Contraint en 2016 de cesser le développement de deux projets immobiliers en raison du décret d’urgence protégeant la rainette faux-grillon, le promoteur Groupe Maison Candiac (GMC) a eu raison du gouvernement fédéral, qui refusait de lui verser une indemnité.
La décision a été rendue par la Cour fédérale le 19 décembre. Le décret avait forcé Groupe Maison Candiac à cesser de bâtir dans le quartier Symbiocité à La Prairie, où il avait achevé quatre des six phases de son projet, puis dans le secteur Vallée de Provence à Candiac, La Prairie et Saint-Philippe.
Le promoteur avait d’abord tenté de faire invalider le décret protégeant l’espèce menacée en «estimant qu’il avait été adopté en vertu d’une disposition habilitante qui excède la compétence du Parlement ou parce qu’il constitue une forme d’expropriation sans indemnisation». La Cour avait alors statué que les principes d’expropriation déguisée ne s’appliquent pas, puisque «l’article 64 de la Loi prévoit une possibilité d’indemnisation».
En appel
Face à ce refus, le promoteur Groupe Maison Candiac a déposé des requêtes d’indemnisation, une de 20,7 M$ et l’autre de 22,2 M$, pour ses deux projets, au ministère de l’Environnement et de la Lutte aux changements climatiques du Canada (MELCCC), en 2018. Cependant, le ministre Steven Guilbault a rejeté ses demandes, justifiant que les pertes de l’entreprise n’avaient pas été subies en raison des «conséquences extraordinaires» de l’adoption du décret en 2016.

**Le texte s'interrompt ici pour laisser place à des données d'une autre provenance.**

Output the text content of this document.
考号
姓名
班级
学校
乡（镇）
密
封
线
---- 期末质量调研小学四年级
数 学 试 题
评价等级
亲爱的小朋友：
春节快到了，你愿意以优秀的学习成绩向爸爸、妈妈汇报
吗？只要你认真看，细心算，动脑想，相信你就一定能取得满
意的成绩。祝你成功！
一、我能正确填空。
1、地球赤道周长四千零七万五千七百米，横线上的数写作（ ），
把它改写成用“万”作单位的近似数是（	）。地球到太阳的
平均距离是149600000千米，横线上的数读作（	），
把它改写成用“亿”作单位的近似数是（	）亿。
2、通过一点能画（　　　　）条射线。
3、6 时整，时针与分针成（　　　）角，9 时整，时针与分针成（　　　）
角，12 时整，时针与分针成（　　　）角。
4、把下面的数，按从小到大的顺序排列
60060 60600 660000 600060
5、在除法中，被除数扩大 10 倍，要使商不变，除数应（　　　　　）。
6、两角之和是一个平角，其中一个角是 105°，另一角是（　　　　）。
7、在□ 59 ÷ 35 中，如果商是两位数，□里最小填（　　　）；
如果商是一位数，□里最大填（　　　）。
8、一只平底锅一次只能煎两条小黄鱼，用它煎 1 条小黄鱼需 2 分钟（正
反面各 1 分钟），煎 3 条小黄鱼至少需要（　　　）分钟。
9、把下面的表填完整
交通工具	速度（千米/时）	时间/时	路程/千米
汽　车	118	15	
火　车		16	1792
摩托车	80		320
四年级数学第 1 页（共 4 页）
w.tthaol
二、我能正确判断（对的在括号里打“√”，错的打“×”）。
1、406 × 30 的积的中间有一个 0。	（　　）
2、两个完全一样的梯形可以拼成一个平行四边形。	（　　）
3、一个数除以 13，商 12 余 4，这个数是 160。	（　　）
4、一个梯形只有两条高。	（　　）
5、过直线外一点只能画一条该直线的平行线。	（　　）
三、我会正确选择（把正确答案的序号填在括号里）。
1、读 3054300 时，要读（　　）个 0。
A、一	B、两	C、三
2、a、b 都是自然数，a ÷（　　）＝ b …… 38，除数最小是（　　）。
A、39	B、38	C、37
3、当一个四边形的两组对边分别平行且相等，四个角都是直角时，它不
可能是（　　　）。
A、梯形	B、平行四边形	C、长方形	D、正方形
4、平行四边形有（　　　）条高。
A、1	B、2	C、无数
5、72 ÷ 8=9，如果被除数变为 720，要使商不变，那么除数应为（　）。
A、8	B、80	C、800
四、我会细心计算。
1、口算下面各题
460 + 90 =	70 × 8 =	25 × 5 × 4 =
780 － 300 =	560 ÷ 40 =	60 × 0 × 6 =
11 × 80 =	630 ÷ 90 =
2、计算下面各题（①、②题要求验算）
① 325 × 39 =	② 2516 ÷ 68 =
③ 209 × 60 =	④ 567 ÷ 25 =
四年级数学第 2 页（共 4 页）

Groupe Maison Candiac en a appelé de cette décision du ministère et a ainsi obtenu gain de cause. Le juge de la Cour fédérale, Guy Régimbald, a débouté le ministère, notant que ce dernier n’avait pas mentionné dans son Rapport d’évaluation si les pertes réclamées avaient été subies «en raison des conséquences extraordinaires que pourrait avoir l’application [du Décret]» au sens du paragraphe 64(1) de la Loi, a-t-il expliqué.
«Or, puisque la demande d’indemnisation était complète et exhaustive, et comprenait une demande subsidiaire pour les dépenses encourues avant l’adoption du Décret, il incombait au Ministre de la considérer sous tous ses angles, de déterminer si certaines de ces pertes pouvaient se qualifier à titre de pertes subies en raison des conséquences extraordinaires du Décret, et de motiver sa Décision le cas échéant», a mentionné le juge Régimbald.
Dans sa requête d’indemnisation, Groupe Maison Candiac arguait qu’il avait entre autres «subi une perte de 12,5 M$ en raison de la perte de la valeur de ses terrains» et qu’il avait encouru «des coûts additionnels de développement pour le surdimensionnement des infrastructures municipales».
«Le Ministre se devait d’analyser les pertes de la Demanderesse de façon individuelle, a ajouté le juge. [Steven Guilbault] pouvait en venir à la conclusion que certaines pertes ne se qualifiaient pas à titre de ’’conséquences extraordinaires’’, mais que d’autres types de pertes pouvaient être admissibles.»
M. Guilbault devra donc à nouveau déterminer l’indemnisation qu’il devra accorder à Groupe Maison Candiac.
«La même analyse doit être faite par le Ministre pour déterminer le montant juste et raisonnable de l’indemnité à proposer. Puisque le coût doit être partagé, l’indemnité ne doit pas nécessairement compenser intégralement les pertes encourues. L’indemnité doit permettre un partage des frais, entre le public et le justiciable, qui favorisera la protection de l’espèce, mais aussi encourager et appuyer les Canadiens dans leurs efforts de conservation dans le futur», a conclu le juge Régimbald.